# Western Flyer head badges



## 37fleetwood (Jun 11, 2006)

does any one know when western Flyer changed their head badges? I'm posting the 2 that I need to get an idea about. they are both on prewar looking Huffman frames (actually the badge alone is just a photo from ebay, I don't have a photo of the other one). thanx in advance.


----------



## 37fleetwood (Mar 16, 2008)

ok, I posted this post over a year ago, it has over 1000 views and yet no one has posted on it! that has to be a record of some kind. 
Scott


----------



## Flat Tire (Mar 16, 2008)

I've got a '39 with the first badge you show.

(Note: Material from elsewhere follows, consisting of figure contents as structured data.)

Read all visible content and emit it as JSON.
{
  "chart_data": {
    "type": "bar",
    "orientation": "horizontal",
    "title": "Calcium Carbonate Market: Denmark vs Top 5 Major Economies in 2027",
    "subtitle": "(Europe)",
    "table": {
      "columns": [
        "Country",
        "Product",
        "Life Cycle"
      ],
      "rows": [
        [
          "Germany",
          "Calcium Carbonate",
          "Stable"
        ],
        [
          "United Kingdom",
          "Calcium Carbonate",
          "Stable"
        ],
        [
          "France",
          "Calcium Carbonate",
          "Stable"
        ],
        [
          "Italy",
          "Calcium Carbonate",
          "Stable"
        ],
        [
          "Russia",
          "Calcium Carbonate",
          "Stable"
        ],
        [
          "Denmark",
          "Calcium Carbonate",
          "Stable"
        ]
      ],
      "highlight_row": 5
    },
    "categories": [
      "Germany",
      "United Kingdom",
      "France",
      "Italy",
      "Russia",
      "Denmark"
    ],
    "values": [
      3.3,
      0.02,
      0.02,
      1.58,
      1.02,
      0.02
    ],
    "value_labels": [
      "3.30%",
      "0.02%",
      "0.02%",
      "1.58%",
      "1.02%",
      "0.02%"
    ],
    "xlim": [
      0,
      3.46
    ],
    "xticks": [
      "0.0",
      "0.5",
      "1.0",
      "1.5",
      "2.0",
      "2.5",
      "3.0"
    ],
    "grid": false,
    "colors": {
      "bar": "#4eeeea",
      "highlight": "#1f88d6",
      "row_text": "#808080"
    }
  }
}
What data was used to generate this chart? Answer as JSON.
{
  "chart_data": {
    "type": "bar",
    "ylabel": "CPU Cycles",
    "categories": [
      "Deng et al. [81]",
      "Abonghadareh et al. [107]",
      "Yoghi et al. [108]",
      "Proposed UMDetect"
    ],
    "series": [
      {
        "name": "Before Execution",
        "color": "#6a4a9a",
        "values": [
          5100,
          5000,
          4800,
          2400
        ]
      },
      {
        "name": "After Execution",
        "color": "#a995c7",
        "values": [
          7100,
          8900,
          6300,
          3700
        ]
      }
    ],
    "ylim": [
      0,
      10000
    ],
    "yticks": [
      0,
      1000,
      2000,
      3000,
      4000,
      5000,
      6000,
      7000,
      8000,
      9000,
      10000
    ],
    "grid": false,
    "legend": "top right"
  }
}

And I've got a frame with the second badge shown, it has the serial # under the crank - F88454  53 - and rear facing dropouts, dont know if that helps or not 

You sure are up early!:eek:


----------



## AntonyR (Mar 16, 2008)

I don't know the exact year, but it's safe to say the difference is pre and semi-post war. The second badge wasn't around before ww2, and the first version left not too long after it, maybe a year or so. (But excess stock of badges probably showed up even later I suppose, maybe as late as the later '40s?)


----------



## bentwoody66 (Mar 16, 2008)

Check out the one oldstuffofours has on E-bay.


----------



## bentwoody66 (Mar 16, 2008)

That's item #350035810021


----------



## 37fleetwood (Mar 16, 2008)

the first tag I posted is from my 1941-42 Huffman made Western the other is like the one on a late '40's Huffman Western Mike has. so somewhere between 1942 or so and 1948 or so they changed the logo. I was hoping someone would know more than I have been able to find out.
Scott


----------



## JR'S MONARK (Mar 16, 2008)

*I have one*

I have a brass head badge just like the one in the lower photo...(Blue background) just as nice....Make an offer...


----------



## 37fleetwood (Mar 17, 2008)

I don't need one, just trying to find out when they changed.
Scott


----------